Estrutura da Cela de Estado-Maior
A unidade destinada a Bolsonaro é descrita como um alojamento de 54 metros quadrados, com estrutura semelhante a uma residência, incluindo quarto, banheiro, sala, cozinha e lavanderia. Essa configuração é prevista em lei para garantir o cumprimento da pena em condições adequadas para civis com prerrogativas específicas. A pena a ser cumprida é de 27 anos e 3 meses de prisão, em condenação já transitada em julgado.
Garantias e Limitações no Cumprimento da Pena
O ministro Alexandre de Moraes autorizou uma série de medidas para garantir o conforto e os direitos de Bolsonaro, como assistência médica particular 24 horas, fisioterapia com profissional particular, alimentação especial e visitas semanais. A instalação de proteções na cama, descrita por Tardelli como uma “sutileza” ou até ironia, visa garantir a segurança do ex-presidente.

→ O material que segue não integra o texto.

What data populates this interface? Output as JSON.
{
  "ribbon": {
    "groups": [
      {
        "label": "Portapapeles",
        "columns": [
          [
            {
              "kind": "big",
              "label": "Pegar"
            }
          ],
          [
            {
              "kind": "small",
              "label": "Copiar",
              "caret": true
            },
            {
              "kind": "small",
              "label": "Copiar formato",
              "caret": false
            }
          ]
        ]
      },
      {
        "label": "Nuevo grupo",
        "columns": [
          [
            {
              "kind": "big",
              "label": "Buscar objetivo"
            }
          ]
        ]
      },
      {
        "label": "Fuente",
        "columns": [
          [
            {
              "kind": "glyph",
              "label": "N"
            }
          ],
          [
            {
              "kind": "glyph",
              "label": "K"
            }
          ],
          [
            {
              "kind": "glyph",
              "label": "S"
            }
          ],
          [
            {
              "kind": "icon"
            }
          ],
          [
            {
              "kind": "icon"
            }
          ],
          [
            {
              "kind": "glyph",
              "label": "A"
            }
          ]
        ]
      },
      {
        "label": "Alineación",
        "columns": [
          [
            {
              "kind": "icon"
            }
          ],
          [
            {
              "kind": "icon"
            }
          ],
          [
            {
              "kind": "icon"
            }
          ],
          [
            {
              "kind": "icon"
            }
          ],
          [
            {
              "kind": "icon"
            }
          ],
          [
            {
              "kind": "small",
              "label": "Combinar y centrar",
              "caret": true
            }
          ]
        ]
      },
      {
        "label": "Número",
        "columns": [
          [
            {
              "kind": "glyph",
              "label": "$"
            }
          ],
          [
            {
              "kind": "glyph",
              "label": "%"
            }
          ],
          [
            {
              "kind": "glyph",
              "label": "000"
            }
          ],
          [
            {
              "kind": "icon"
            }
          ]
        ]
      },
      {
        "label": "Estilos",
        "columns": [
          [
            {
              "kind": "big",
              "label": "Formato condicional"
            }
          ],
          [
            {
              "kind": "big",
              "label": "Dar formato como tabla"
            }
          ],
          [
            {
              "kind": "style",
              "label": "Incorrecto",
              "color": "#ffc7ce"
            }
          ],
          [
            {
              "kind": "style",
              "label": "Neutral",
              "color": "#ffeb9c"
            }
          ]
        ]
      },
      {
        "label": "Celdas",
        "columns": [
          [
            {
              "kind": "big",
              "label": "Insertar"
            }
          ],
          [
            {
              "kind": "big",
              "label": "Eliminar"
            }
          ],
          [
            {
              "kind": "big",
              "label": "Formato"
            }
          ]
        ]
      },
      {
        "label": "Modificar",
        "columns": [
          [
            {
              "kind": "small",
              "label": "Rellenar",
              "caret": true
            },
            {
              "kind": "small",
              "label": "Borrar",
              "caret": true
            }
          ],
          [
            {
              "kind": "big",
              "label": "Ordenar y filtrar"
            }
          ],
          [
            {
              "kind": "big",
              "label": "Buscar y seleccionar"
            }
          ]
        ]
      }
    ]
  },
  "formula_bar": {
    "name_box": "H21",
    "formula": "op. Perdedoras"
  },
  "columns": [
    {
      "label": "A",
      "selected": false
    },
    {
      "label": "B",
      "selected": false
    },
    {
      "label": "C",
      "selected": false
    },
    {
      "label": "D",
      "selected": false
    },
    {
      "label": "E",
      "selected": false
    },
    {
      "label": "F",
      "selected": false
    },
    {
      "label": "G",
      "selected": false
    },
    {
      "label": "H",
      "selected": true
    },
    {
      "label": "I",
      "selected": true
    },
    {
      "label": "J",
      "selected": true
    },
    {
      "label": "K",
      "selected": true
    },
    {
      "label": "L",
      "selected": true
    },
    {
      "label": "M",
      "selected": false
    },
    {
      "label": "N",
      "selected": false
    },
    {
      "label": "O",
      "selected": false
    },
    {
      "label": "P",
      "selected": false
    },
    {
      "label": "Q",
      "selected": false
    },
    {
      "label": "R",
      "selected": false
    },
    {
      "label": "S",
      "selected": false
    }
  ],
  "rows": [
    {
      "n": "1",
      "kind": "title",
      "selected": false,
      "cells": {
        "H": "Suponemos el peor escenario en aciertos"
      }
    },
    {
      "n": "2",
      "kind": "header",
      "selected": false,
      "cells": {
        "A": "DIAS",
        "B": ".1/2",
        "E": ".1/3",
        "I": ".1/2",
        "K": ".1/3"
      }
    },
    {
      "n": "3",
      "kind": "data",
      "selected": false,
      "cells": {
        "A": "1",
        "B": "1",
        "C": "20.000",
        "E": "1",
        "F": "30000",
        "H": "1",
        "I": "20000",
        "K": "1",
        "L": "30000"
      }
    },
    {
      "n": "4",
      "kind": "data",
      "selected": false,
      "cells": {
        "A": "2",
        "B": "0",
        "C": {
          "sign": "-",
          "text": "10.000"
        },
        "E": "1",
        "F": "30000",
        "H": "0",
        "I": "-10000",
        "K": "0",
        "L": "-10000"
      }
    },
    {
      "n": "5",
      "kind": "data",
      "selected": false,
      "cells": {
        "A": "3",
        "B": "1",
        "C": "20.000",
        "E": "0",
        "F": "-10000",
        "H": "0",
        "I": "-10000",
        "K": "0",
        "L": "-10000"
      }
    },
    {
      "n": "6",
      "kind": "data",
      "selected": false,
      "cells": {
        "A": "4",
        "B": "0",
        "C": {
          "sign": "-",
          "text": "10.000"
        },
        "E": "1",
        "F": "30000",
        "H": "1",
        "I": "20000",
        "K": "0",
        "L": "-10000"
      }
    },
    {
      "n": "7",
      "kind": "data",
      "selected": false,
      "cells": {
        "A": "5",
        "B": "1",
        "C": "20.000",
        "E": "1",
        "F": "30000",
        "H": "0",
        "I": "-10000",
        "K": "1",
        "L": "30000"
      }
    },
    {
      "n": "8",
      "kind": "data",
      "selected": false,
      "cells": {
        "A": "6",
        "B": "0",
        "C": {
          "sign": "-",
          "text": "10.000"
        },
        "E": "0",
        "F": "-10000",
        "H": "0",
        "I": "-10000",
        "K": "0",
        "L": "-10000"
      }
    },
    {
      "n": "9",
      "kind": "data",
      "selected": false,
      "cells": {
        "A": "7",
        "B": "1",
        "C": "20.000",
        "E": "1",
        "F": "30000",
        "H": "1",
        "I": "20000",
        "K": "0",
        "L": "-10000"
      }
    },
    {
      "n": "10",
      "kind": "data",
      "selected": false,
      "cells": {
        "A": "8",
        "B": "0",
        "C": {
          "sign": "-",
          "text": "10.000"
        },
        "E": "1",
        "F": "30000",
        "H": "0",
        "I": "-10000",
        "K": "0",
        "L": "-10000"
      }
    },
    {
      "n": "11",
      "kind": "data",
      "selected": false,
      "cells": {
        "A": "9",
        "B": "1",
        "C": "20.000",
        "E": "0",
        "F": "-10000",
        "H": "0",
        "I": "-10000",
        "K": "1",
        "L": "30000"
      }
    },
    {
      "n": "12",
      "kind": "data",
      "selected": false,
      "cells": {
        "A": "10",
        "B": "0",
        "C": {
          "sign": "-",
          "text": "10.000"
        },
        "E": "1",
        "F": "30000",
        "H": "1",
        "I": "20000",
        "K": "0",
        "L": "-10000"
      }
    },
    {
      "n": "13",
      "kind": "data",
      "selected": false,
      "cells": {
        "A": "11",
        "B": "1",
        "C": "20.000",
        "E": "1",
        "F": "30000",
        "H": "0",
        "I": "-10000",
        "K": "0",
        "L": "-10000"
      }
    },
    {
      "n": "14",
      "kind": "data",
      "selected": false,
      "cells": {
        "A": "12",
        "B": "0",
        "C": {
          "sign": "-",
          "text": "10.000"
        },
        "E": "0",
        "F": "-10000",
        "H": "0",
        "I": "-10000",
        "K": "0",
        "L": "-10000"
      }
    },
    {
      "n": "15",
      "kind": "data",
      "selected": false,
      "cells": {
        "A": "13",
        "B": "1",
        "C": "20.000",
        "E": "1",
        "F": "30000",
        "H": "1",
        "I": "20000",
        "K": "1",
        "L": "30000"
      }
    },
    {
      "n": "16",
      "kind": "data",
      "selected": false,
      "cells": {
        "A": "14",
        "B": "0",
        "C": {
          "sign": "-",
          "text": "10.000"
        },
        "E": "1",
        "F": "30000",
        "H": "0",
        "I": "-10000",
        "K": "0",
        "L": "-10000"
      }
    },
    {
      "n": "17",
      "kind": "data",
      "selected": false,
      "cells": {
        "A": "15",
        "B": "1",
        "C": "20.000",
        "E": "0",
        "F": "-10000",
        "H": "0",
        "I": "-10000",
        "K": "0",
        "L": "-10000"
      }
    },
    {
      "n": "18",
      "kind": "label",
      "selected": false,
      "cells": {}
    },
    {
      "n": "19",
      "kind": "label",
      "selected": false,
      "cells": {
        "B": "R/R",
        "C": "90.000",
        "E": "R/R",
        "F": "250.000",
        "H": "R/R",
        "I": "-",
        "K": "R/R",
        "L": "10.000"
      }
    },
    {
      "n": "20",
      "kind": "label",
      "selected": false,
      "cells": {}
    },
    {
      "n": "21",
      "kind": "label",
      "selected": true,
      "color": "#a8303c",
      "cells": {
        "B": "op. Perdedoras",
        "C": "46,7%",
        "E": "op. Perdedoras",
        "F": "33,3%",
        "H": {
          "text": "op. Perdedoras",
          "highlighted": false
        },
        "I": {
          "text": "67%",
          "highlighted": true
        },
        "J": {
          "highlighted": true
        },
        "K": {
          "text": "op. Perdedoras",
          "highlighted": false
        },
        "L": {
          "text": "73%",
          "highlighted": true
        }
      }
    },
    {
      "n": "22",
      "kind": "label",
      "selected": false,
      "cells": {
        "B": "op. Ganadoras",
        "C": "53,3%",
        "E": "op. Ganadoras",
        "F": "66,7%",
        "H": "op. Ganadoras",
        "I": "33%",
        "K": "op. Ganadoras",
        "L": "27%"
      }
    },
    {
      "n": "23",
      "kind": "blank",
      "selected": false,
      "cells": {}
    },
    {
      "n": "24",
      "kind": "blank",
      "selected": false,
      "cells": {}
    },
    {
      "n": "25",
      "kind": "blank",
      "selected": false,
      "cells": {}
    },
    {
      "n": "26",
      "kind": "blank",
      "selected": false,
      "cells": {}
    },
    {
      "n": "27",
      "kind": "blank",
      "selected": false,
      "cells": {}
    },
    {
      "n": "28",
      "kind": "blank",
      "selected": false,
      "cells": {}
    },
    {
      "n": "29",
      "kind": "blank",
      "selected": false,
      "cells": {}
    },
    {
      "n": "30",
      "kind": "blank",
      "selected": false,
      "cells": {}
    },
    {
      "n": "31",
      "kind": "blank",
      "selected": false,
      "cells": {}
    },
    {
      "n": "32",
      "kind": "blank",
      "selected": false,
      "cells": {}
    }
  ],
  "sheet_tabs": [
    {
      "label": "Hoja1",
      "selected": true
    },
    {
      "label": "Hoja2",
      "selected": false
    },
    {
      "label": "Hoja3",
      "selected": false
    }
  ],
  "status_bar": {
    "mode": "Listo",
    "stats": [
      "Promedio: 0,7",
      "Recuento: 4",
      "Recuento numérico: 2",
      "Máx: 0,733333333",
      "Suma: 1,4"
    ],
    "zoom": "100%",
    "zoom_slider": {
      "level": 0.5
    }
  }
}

No entanto, Tardelli também pontua que Bolsonaro não terá acesso a privilégios não previstos em lei. “Ele não terá acesso ao que os presos normalmente não têm acesso”, concluiu, citando a rejeição do pedido de acesso a smart TV com internet, por não estar nas regras do sistema penitenciário.
Medidas Adicionais e Restrições
Além das instalações e assistência médica, a decisão inclui autorização para uso de esteira e bicicleta ergométrica para fisioterapia e acesso a leitura. Em caso de urgência médica, Bolsonaro poderá ser removido a hospitais, com notificação posterior ao STF. Contudo, o acesso a dispositivos com internet foi negado, reforçando que as garantias são limitadas ao que a lei permite dentro do ambiente prisional.